The Hilliard Board of Zoning Appeals approved two variances on Sept. 18 allowing six-foot privacy fences to be installed past the city's build-to line on adjacent corner lots fronting Bradford Drive and Revere Drive.
Board members voted 4-1 on each request to permit the fences, which city staff had recommended denying because the privacy fences would extend into areas the zoning code intends to keep visually open. The board attached three conditions to both approvals: the applicants must obtain a fence permit before installation, the fence cannot exceed six feet in height above grade, and the fence must be installed outside the public right of way.
City staff summarized the two requests during the meeting and recommended denial. Staff noted the lots are through/corner lots with multiple street frontages and that the relevant provision in local law (Hilliard Code section 11.21.021(L)) generally prohibits privacy fences past the build-to line in a front yard. Staff said code allows an aluminum or wrought-iron style fence to be located partway between the build-to line and the property line, but that style does not provide privacy. Staff also provided visual references to several prior variance requests dating from 2011 to 2019 and noted consistency concerns.

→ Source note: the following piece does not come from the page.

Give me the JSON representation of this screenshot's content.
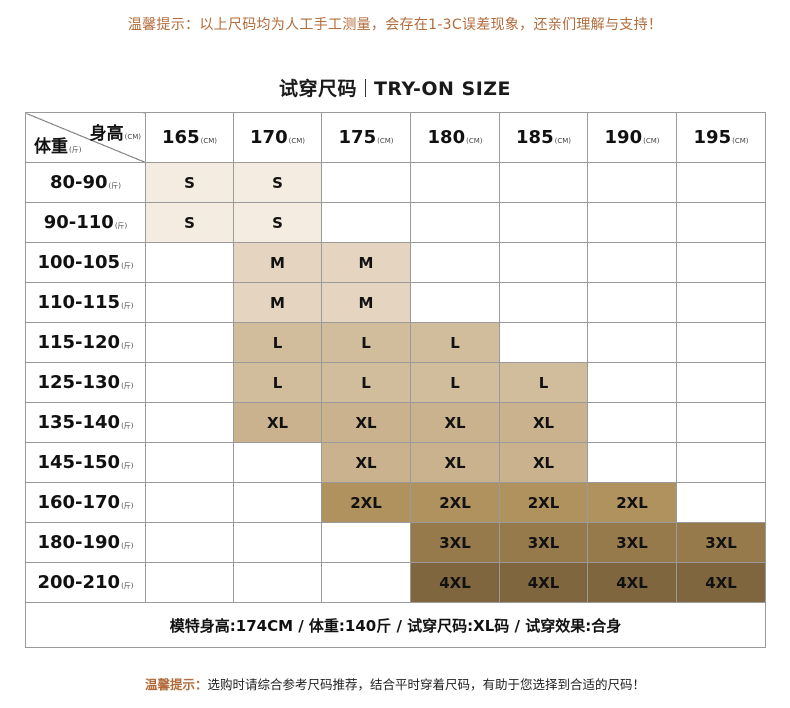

Jeff Bay, owner of Fence and Deck Doctors and the contractor on the Bradford Drive application, told the board he was "confused why we weren't allowed to go" past the build-to line in this case and said the homeowner sought privacy from school traffic and passersby. Bay said posts left on the site were installed by a prior contractor and would be removed before the new fence is installed. He also said the proposed privacy fence would align visually with other fences already present a short distance along the same street.
Staff said the Bradford Drive parcel ' where the proposed fence would be sited in red on the plan ' would have a roughly 5-foot setback from the sidewalk on that frontage, and that the applicant proposed to extend a six-foot privacy fence to the northern face of a detached garage in the northwest corner of the lot. For the Revere Drive parcel staff said the replacement privacy fence would use the exact location of an existing chain-link fence and appeared closer to the right-of-way than the Bradford property'staff estimated the distance at roughly 18 to 24 inches but did not provide a formal survey distance during the hearing.
Board discussion touched on sight-line and uniformity concerns. One member referenced a series of lots on Davidson Road where several similar requests had been approved previously and observed that approving the two current requests would make that stretch more visually consistent with what already exists. Another member expressed concern that the privacy fences could alter the neighborhood's character along the public right of way.
After the votes, the board listed the same installation conditions for both approvals: obtain a fence permit before construction; limit the fence to six feet above grade; and install the fence outside the public right of way. The board recorded the votes 4-1 on each motion; Mills recorded the single dissent on both cases.
Votes at a glance
- BZA 25-25 (3869 Bradford Drive): Variance to permit a six-foot privacy fence past the build-to line on a corner/through lot; approved 4-1. Conditions: fence permit required before installation; maximum height 6 feet; fence installed outside right of way.
- BZA 25-245570 (Revere Drive): Variance to permit a six-foot privacy fence replacing an existing chain-link fence at the same location, sited closer to the right of way; approved 4-1. Conditions: fence permit required before installation; maximum height 6 feet; fence installed outside right of way.
What happened next
The board had no additional cases on the agenda for next month and adjourned after the two votes.